Hala Alyan’s Salt Houses reviewed by
Strategic Partnerships Manager Pauline Lemasson
Back in July, the Library’s first Writer-in-Residence Viet Thanh Nguyen spoke about being a refugee during his talk at the Library as part of his presentation of his newly edited collection The Displaced: Refugee Writers on Refugee Lives. He asked, how long can a person claim the title of refugee, and can one continue to do so even after attaining middle class status? A poignant question posed by Nguyen, who remembers being separated from his parents for several months when they first arrived in the U.S. as a refugee family, and who will later win the Pulitzer Prize for Fiction and the MacArthur Foundation “genius grant.” Nguyen wants to hold on to his status as a refugee, partly to honor the path he and his family took to come to their new country, but perhaps more importantly to challenge our perceptions of who a refugee is and can later become.
Hala Alyan’s does a similar thing with her debut novel Salt Houses, a beautifully rendered saga that traces the displacement of a Palestinian family through the multiple places they move to and the subsequent generations that follow. This is not a story about a displaced family that find themselves in limbo and lingering in a tented encampment. However, their middle class standing doesn’t protect them from the deeply painful sense of longing that comes from the loss of home and country, possibly forever.
Each chapter is devoted to a member of this family, opening with that of the matriarch, Salma, in 1963 in Nablus, Palestine, after they moved from Jaffa. The mother longs for her former home she knows she will never return to, her sadness temporarily abated as she prepares for the wedding of her youngest daughter. As the story flows from one family member to another across decades of time, the reader gets drawn into the intricacies and conflicts like in any good family drama genre. With Alyan’s keen observation, even a well-worn battle between a mother and her teenaged daughter over what the latter should wear is nuanced because of the inherited trauma of what has been lost and taken away.
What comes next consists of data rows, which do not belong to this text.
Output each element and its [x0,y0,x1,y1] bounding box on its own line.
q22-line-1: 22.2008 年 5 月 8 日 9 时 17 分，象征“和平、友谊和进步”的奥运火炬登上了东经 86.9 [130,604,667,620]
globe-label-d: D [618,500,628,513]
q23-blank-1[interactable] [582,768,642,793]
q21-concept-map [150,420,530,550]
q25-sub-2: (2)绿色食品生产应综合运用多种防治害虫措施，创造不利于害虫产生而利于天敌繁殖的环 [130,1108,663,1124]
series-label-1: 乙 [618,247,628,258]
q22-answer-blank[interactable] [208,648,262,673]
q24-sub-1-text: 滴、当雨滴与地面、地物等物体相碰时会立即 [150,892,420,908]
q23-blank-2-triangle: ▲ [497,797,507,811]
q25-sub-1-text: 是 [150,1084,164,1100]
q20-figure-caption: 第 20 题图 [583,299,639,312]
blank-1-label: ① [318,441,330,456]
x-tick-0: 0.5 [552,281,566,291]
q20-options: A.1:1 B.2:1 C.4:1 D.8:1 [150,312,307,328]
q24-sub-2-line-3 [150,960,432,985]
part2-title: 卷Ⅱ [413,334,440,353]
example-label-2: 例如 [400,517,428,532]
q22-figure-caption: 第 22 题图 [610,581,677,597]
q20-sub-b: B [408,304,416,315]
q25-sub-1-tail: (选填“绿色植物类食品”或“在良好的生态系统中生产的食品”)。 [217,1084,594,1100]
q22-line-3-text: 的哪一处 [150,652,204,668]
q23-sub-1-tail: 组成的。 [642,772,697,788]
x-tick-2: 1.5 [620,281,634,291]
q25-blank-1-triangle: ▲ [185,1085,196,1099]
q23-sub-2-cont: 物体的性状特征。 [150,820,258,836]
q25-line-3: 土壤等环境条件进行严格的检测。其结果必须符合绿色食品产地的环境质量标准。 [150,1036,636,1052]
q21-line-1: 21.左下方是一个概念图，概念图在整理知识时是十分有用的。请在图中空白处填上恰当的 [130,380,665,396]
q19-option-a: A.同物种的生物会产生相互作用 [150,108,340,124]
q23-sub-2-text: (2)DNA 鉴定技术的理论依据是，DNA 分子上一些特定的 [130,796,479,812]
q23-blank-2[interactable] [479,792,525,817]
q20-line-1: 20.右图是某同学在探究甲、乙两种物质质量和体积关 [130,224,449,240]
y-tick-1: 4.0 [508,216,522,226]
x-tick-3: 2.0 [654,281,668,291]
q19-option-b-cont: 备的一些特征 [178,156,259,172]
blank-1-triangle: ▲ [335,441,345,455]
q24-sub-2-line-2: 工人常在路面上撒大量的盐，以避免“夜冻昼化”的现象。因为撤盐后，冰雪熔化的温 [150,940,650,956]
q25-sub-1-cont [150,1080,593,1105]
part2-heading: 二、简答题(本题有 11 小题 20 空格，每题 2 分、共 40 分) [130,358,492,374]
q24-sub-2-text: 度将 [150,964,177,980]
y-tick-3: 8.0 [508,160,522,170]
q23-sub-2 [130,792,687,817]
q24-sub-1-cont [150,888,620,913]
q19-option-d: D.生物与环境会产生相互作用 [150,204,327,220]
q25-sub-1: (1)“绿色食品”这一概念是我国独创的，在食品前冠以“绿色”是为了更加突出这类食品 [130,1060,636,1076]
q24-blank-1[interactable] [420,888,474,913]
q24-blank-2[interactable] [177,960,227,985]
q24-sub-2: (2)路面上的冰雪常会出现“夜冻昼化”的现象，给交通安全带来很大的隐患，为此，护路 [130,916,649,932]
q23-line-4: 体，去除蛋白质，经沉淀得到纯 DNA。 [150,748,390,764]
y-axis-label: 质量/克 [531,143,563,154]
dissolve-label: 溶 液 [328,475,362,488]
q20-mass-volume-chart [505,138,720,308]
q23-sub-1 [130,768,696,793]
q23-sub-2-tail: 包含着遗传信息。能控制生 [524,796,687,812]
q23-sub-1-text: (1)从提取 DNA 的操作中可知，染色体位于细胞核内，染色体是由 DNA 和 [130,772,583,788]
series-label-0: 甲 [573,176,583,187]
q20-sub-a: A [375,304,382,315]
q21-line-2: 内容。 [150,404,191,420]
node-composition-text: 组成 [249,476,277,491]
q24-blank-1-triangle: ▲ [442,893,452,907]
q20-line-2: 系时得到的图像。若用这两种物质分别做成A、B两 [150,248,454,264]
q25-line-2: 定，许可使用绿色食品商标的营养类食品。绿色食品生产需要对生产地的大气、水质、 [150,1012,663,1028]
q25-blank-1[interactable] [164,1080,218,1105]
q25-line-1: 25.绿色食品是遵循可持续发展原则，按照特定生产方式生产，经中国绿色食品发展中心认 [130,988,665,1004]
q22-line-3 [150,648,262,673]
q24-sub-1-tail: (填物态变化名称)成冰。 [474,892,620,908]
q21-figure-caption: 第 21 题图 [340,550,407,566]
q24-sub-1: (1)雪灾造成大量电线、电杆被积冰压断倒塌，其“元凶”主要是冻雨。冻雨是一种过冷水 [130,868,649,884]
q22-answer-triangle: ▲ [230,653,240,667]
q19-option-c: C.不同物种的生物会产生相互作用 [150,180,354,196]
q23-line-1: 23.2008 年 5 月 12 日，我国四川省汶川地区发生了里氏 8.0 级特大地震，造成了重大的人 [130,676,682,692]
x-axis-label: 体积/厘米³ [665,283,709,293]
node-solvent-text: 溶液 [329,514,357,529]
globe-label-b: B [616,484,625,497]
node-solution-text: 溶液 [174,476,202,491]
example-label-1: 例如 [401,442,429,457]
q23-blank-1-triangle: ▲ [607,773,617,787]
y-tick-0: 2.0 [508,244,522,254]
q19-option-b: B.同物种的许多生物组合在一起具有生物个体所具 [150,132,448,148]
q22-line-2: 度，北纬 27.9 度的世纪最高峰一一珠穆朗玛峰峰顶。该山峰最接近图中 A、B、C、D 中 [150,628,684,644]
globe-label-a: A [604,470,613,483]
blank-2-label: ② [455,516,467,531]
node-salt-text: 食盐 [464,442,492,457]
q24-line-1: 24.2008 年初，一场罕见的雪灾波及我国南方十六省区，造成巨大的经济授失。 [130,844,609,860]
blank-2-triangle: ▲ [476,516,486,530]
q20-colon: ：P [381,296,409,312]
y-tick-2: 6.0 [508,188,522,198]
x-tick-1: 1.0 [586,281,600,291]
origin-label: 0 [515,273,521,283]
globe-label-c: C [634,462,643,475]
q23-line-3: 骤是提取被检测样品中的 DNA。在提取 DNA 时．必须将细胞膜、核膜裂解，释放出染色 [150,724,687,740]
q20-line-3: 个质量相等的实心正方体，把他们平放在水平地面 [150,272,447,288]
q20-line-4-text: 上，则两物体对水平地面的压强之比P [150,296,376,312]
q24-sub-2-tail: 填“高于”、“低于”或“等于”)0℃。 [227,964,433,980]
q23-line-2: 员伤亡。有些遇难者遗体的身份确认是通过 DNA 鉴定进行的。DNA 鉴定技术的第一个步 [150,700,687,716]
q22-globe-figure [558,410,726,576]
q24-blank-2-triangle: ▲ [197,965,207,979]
I was drawn to Alyan’s book because of an NPR interview that she did in 2017 where she talks about the importance of objects, especially for people displaced from their homes and countries. One of the book’s opening scenes describes Salma buying a coffee set in a market, a simple act infused with significance because it reminds her of a set that was lost after her family’s many moves. Alyan builds her book on small moments like these, against the backdrop of the larger landscape of war and conflict, that make a truly engaging read with many truths and insights.
Hala Alyan is the Library’s Fall 2018 Visiting Fellow and will speak at the Library on Wednesday 10 October about her novel-in-progress The Arsonists’ City.